昨今はコンプライアンス違反であることは研修を通して学んでいることが多く、それでも投稿するのはかなり心身が疲れている状態です。もう退職を考えているのかもしれません。
もし、これらの言葉を目にしたら、「ちょっと話そうか」と早急に部下と1対1で面談をして、何に困っているのか、どんな不満があるのかを聞くようにすることです。たいていは聞くだけで、不満の芽は摘めます。
コンプライアンス担当の社員ならまだしもリーダーの場合、「見張る」という感覚だけでは足りません。負の投稿をする部下の心まで読み解く必要があるのです。
このように小さな不満の芽を摘んで、部下の不満をなくす対策を取ることができるのもSNSのメリットです。
部下のSNSで負の投稿が目立ち始めたら、仕事に対するSOSのサインです。むしろ、部下のことを知るチャンスなのです。

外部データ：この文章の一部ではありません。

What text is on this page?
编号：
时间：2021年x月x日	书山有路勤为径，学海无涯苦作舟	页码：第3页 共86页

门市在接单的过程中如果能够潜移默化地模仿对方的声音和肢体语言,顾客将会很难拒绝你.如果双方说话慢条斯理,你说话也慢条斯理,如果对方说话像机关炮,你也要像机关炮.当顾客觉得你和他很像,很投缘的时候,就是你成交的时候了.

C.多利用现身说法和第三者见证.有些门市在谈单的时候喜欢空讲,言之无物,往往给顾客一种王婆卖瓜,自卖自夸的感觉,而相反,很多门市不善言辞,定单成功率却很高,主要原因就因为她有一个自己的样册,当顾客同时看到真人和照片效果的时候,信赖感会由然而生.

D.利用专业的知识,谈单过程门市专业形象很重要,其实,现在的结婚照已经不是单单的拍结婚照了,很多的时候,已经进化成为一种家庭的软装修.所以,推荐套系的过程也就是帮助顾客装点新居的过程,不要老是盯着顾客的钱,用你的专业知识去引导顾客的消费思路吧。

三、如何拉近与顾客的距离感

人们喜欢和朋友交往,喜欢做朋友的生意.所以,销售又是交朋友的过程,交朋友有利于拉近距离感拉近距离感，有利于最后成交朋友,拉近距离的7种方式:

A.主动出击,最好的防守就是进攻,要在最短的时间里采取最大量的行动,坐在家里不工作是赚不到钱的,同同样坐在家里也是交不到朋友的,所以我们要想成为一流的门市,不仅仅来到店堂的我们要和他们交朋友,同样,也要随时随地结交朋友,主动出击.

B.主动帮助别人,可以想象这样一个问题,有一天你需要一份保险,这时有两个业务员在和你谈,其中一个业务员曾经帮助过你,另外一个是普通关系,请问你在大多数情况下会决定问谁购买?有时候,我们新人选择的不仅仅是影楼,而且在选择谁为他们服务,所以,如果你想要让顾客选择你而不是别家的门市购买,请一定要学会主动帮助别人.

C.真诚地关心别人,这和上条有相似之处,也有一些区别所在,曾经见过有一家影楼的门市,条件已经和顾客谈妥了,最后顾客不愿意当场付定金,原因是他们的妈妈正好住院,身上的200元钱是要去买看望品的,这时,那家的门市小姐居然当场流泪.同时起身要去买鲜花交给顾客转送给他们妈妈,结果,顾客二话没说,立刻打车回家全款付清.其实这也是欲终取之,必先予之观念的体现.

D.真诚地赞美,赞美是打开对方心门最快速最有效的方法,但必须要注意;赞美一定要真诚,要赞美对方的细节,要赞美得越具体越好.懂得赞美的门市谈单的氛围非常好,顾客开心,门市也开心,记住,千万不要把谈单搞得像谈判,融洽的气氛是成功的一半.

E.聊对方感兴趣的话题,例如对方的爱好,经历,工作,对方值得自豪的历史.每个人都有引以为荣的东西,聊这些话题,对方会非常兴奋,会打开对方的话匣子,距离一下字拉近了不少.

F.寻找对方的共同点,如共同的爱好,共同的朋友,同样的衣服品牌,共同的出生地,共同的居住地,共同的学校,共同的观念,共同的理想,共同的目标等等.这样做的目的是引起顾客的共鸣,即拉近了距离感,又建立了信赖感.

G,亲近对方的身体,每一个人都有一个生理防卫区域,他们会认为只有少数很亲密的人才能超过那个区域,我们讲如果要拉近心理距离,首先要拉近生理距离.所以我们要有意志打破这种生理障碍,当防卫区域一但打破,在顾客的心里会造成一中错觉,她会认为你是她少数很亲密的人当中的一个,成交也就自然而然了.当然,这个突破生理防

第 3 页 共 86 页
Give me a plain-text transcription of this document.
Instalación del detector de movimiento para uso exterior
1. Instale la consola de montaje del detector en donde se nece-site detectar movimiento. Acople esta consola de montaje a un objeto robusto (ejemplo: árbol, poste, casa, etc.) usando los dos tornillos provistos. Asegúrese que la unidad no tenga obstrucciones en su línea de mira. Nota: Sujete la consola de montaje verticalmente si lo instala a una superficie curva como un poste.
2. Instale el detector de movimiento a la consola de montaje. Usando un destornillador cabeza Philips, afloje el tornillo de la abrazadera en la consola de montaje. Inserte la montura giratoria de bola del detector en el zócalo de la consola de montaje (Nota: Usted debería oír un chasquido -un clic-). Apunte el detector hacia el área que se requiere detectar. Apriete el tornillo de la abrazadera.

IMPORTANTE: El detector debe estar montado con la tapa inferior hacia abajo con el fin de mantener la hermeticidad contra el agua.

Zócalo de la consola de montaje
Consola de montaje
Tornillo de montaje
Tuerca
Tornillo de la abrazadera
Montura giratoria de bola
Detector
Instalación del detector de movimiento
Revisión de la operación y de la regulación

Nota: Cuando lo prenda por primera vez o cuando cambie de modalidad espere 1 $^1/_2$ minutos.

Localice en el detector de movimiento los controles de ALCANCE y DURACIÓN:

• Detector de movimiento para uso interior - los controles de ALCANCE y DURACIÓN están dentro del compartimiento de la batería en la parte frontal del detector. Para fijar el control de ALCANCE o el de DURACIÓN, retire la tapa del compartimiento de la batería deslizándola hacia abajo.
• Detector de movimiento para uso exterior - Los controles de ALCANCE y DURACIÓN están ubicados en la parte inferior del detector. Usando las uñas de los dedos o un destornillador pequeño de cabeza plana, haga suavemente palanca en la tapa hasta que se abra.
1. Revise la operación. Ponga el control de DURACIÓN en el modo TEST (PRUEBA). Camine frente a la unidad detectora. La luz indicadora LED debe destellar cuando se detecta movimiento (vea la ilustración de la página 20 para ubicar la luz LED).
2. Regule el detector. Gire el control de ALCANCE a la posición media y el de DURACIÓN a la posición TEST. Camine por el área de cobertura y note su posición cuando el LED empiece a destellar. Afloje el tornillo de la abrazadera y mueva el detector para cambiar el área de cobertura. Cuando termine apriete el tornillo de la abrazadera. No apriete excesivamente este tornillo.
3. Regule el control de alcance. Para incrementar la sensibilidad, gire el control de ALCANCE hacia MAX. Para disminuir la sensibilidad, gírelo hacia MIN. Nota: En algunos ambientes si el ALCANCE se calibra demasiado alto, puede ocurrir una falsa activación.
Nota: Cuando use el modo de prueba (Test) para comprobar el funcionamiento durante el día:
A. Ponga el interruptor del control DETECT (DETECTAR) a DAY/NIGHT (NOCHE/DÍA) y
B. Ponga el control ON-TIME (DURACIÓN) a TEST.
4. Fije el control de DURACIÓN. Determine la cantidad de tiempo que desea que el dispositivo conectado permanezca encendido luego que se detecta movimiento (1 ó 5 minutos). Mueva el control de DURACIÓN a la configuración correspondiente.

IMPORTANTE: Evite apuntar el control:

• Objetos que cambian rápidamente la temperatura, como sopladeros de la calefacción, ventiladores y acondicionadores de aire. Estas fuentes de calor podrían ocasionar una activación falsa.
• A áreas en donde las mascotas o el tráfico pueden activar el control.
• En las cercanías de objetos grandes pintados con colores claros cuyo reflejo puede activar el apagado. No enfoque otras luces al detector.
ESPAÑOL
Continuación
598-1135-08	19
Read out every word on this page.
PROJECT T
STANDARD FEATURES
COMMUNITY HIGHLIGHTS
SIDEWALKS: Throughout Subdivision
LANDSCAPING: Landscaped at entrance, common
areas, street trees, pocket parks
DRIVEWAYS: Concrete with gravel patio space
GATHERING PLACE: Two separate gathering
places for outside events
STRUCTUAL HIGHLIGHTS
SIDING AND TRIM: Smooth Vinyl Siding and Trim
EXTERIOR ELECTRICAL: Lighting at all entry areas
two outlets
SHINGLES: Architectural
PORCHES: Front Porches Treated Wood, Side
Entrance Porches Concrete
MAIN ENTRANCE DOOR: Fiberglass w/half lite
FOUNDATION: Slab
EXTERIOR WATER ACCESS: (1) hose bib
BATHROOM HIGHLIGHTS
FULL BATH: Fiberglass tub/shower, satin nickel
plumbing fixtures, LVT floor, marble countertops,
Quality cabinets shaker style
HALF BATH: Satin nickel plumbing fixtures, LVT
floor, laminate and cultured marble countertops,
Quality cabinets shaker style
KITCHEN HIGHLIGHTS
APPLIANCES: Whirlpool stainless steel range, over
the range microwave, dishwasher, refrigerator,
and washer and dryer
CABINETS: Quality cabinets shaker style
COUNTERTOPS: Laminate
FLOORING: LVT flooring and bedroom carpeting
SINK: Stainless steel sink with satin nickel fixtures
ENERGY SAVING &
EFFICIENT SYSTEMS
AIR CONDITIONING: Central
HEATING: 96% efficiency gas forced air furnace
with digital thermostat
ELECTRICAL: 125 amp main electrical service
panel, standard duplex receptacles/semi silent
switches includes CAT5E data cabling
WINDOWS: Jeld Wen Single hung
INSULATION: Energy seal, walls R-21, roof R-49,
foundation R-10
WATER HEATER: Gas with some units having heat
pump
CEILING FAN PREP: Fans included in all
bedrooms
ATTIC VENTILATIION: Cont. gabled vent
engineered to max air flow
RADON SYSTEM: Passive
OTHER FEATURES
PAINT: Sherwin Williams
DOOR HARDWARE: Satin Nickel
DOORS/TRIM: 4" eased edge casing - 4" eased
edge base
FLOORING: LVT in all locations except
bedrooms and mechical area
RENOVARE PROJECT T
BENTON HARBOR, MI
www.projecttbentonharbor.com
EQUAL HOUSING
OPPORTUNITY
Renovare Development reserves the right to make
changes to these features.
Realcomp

(1)の夜遅くまで残業しているという投稿を見た場合には、「最近夜遅くまで頑張ってくれて本当に感謝している。ただ、あまり遅いのが続くと体調も心配だな」とねぎらいます。
そのうえで、「何が時間を遅くさせているのかな。改善できないか一緒に考えたい。どんなことでもいいから教えてくれないか」(○)と本音を言いやすい形で質問します。
(2)~(5)のケースでも、「何が時間を遅くさせているのかな」という部分を言い換えるだけで適用できます。
部下のプライベートなどを見るのではなく、部下のモチベーションのバロメーターの一つとして見るのがSNSとのつきあい方なのです。